PlayFab incident

PlayFab Economy Catalog service degradation

Notice Resolved View vendor source →

PlayFab experienced a notice incident on August 12, 2025, lasting —. The incident has been resolved; the full update timeline is below.

Started
Aug 12, 2025, 05:52 PM UTC
Resolved
Aug 09, 2025, 04:00 AM UTC
Duration
Detected by Pingoru
Aug 12, 2025, 05:52 PM UTC

Update timeline

  1. resolved Aug 12, 2025, 05:52 PM UTC

    The PlayFab Catalog service experienced a drop in availability for about 5 hours. This was due to a misconfigured service. The issue has been resolved and the service is now back to fully operational.

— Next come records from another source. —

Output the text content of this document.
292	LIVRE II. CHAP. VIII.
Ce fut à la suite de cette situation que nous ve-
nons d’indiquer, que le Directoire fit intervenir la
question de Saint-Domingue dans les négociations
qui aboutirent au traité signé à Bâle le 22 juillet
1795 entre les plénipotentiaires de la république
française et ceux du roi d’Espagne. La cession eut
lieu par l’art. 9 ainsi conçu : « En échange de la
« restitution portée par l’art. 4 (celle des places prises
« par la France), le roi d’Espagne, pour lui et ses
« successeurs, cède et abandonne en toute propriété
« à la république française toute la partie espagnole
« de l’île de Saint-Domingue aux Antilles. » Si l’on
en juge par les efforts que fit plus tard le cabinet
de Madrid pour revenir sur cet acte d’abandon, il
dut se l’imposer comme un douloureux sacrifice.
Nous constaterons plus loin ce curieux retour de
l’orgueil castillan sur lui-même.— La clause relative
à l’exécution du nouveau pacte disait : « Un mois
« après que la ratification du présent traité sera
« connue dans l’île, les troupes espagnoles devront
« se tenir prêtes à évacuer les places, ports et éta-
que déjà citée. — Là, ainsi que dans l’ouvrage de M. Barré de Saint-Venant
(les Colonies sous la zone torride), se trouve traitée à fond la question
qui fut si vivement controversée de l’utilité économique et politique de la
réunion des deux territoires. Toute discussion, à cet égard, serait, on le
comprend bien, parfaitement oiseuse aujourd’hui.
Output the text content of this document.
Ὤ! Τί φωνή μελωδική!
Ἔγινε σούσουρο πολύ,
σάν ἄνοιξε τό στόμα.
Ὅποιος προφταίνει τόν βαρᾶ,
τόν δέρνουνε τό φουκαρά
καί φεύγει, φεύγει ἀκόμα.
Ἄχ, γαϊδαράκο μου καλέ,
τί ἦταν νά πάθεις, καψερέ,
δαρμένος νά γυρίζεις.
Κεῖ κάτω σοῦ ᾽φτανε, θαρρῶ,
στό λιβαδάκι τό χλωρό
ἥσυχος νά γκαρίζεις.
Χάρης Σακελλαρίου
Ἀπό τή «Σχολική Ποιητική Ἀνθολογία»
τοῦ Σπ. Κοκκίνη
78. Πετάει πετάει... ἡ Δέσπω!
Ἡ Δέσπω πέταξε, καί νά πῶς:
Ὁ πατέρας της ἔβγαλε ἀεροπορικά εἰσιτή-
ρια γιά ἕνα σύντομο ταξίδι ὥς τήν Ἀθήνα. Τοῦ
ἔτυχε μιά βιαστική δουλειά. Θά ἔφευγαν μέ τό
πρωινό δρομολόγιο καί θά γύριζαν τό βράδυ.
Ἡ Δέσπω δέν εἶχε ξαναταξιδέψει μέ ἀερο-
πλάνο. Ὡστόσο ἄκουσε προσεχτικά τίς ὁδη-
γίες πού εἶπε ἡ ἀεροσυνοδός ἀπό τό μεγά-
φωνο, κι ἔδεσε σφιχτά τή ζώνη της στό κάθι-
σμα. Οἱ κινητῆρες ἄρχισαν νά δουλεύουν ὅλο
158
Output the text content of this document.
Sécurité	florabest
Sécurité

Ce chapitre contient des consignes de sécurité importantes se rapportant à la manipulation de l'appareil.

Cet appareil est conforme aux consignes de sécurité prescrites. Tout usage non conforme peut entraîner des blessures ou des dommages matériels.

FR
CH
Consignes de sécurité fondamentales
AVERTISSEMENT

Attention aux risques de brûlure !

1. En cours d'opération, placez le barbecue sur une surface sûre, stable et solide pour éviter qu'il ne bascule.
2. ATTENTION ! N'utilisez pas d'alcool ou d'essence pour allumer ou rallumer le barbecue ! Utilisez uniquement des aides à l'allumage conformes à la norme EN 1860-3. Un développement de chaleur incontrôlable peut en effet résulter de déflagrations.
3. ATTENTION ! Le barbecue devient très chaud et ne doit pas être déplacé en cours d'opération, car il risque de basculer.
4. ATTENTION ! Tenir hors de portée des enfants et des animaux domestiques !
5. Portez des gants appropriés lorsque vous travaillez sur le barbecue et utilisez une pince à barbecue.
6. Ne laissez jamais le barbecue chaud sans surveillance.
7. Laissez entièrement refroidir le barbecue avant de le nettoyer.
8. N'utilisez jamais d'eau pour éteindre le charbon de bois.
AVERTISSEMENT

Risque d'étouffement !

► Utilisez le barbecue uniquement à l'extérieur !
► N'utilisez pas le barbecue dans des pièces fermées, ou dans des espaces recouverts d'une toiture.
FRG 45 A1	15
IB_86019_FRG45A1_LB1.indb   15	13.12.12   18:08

  2. postmortem Aug 19, 2025, 08:34 PM UTC

    On August 8, 2025, between 10:55 PM and 1:15 AM PDT, some customers experienced errors and delays when searching or purchasing catalog items through PlayFab’s APIs. The incident was caused by a faulty service configuration intended for experimentation in a single region, which was mistakenly deployed to all regions due to human error. This misconfiguration led to increased internal server errors and service unavailability. The issue was resolved by rolling back the faulty configuration and confirming service recovery through monitoring and health checks. ### Impact Approximately 12,000 players were affected, unable to search or purchase catalog items. During the outage, the latency of Catalog APIs \(particularly SearchItems and GetItems\) increased significantly, and many requests were rejected with a “Service unavailable” status. ### Root Cause Analysis The root cause was a human error in deploying a service configuration intended for limited traffic in a single region. Instead, the configuration update was applied to all regions, increasing resource pressure and causing a spike in internal server errors for Catalog APIs dependent on storage. This led to widespread request failures and degraded service availability. ### Action Items * Rolled back the faulty service configuration to restore normal operation. * Improved deployment validation procedures to ensure experimental changes are restricted to intended regions. * Enhanced monitoring and alerting systems to detect and report anomalies in API error rates and service health more rapidly.